# Imprimante Ricoh MP C 2500 Driver mac os x 10.6



## IVIedia (3 Novembre 2011)

Bonjour à tous,

nous avons reçu une imprimante multifonctions ( Ricoh MP C 2500  ) au boulot, avec des drivers pc ... pour pc l'imprimante fonctionne sans soucis, 

j'aimerai configurer pour mon mac mais sans succès
malgré le driver que j'ai télécharger ici  => http://support.ricoh.com/bb/html/dr_ut_e/re/model/mpc25/mpc25en.htm#Mac OS X 10.6

ça ne va pas ... 

avez vous une piste ?
Merci et bonne journée


----------



## fanougym (3 Novembre 2011)

J'utilise la MP C3001 PS au boulot sans soucis.

Dans préfs système / imprimante elle n'apparait pas ?

sinon, tu peux la configurer en passant par son adresse IP, chez moi 192.168.1.201


----------



## IVIedia (3 Novembre 2011)

Bonjour, 

oui j'ajoute bien par ip

mais lorsque je dois choisir le pilote j'ai cette fenêtre 






je choisi bien mon pilote
ça s'installe ...

puis lorsque j'imprime ça me lance des impressions bizarre, des message d'erreur et aussi il m'imprime plusieurs page ' d'erreur ' & ' vierge ' ... 

Merci d'avance


----------



## fanougym (3 Novembre 2011)

es tu sûr de l'adresse IP ?
Te permet elle d'accéder à l'imprimante via ton navigateur ?

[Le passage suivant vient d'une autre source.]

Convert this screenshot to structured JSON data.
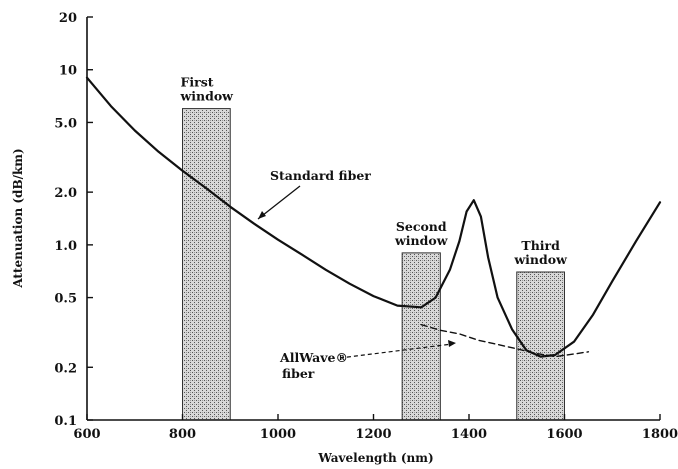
{
  "chart_data": {
    "type": "line",
    "xlabel": "Wavelength (nm)",
    "ylabel": "Attenuation (dB/km)",
    "x_scale": "linear",
    "y_scale": "log",
    "xlim": [
      600,
      1800
    ],
    "ylim": [
      0.1,
      20
    ],
    "x_ticks": [
      600,
      800,
      1000,
      1200,
      1400,
      1600,
      1800
    ],
    "y_ticks": [
      0.1,
      0.2,
      0.5,
      1.0,
      2.0,
      5.0,
      10,
      20
    ],
    "y_tick_labels": [
      "0.1",
      "0.2",
      "0.5",
      "1.0",
      "2.0",
      "5.0",
      "10",
      "20"
    ],
    "grid": false,
    "series": [
      {
        "name": "Standard fiber",
        "style": "solid",
        "x": [
          600,
          650,
          700,
          750,
          800,
          850,
          900,
          950,
          1000,
          1050,
          1100,
          1150,
          1200,
          1250,
          1300,
          1330,
          1360,
          1380,
          1395,
          1410,
          1425,
          1440,
          1460,
          1490,
          1520,
          1550,
          1580,
          1620,
          1660,
          1700,
          1750,
          1800
        ],
        "y": [
          9.0,
          6.2,
          4.5,
          3.4,
          2.65,
          2.1,
          1.65,
          1.32,
          1.07,
          0.88,
          0.72,
          0.6,
          0.51,
          0.45,
          0.44,
          0.5,
          0.72,
          1.05,
          1.55,
          1.8,
          1.45,
          0.85,
          0.5,
          0.33,
          0.25,
          0.23,
          0.235,
          0.28,
          0.4,
          0.62,
          1.05,
          1.75
        ]
      },
      {
        "name": "AllWave® fiber",
        "style": "dashed",
        "x": [
          1300,
          1340,
          1380,
          1420,
          1460,
          1500,
          1540,
          1580,
          1620,
          1650
        ],
        "y": [
          0.35,
          0.325,
          0.31,
          0.285,
          0.27,
          0.255,
          0.24,
          0.23,
          0.238,
          0.245
        ]
      }
    ],
    "windows": [
      {
        "label_line1": "First",
        "label_line2": "window",
        "x_start": 800,
        "x_end": 900,
        "y_top": 6.0
      },
      {
        "label_line1": "Second",
        "label_line2": "window",
        "x_start": 1260,
        "x_end": 1340,
        "y_top": 0.9
      },
      {
        "label_line1": "Third",
        "label_line2": "window",
        "x_start": 1500,
        "x_end": 1600,
        "y_top": 0.7
      }
    ],
    "annotations": [
      {
        "text": "Standard fiber",
        "target_series": "Standard fiber"
      },
      {
        "text_line1": "AllWave®",
        "text_line2": "fiber",
        "target_series": "AllWave® fiber"
      }
    ]
  }
}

chez moi, une fois renseignée, la sélection du pilote d'imprimante se fait automatiquement...


----------



## IVIedia (3 Novembre 2011)

Oui bien sur je rentre bien dans les réglages de l'imprimante via navigateur ... 

pour info la machine c'est précisément une infotec ISC 2525, mais équivalent ricoh mpc 2500 

Merci ..


----------



## fanougym (3 Novembre 2011)

Pourquoi ne pas prendre les bons drivers alors ?


----------



## IVIedia (4 Novembre 2011)

Bonjour j'ai les déjà pris ... mais sans succès ...

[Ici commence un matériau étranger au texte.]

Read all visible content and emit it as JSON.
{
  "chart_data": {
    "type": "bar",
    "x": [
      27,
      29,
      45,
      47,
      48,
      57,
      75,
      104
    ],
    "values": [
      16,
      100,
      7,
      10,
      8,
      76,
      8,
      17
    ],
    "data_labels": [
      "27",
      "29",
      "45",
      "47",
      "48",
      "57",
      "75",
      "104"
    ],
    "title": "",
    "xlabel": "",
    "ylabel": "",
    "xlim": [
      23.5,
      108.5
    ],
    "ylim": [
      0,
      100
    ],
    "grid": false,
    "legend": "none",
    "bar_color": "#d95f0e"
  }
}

après on ma bien confirmer qu'infotec 2525 isc = aficio MPC 2500
donc même driver, c'est comme ça que j'ai pu configurer les pc windows ... ( ricoh a apparemment acheter infotec ) 

j'ai installe la mp 2500 la version n/b ça marche bien sur mac os x mais sans couleur 
la mpc 2500 

merci


----------



## IVIedia (7 Novembre 2011)

Bonjour pour ce que ça interesse en telechargant ce pack pxlmonoPackages ben ça fonctionne comme des roulettes ...


bonne journée

IVIEdia


----------



## PascalXLD (7 Novembre 2011)

Bonjour

J'ai le même souci au boulot. Lorsque j'imprime avec le MAC j'ai droit à 
%!PS-Adobe-3.0    % RBINumCopies: 1 

etc etc

Puis des pages vierges

Je peux savoir comment tu as réussi à la configurer

Merci d'avance


----------



## PascalXLD (8 Novembre 2011)

Re

En cherchant j'ai trouvé la réponse sur un forum en anglais

Alors aller sur la page

http://www.linuxfoundation.org/collaborate/workgroups/openprinting/macosx/pxlmono

Télécharger et installer dans cet ordre :

Ghostscript for Mac OS X 10.3.x (Panther) - Mac OS X 10.6.x (Snow Leopard)
Foomatic-RIP for Mac OS X 10.3.x (Panther) - Mac OS X 10.6.x (Snow Leopard)
pxlmono 1.6 for Mac OS X 10.3.x (Panther) - Mac OS X 10.6.x (Snow Leopard)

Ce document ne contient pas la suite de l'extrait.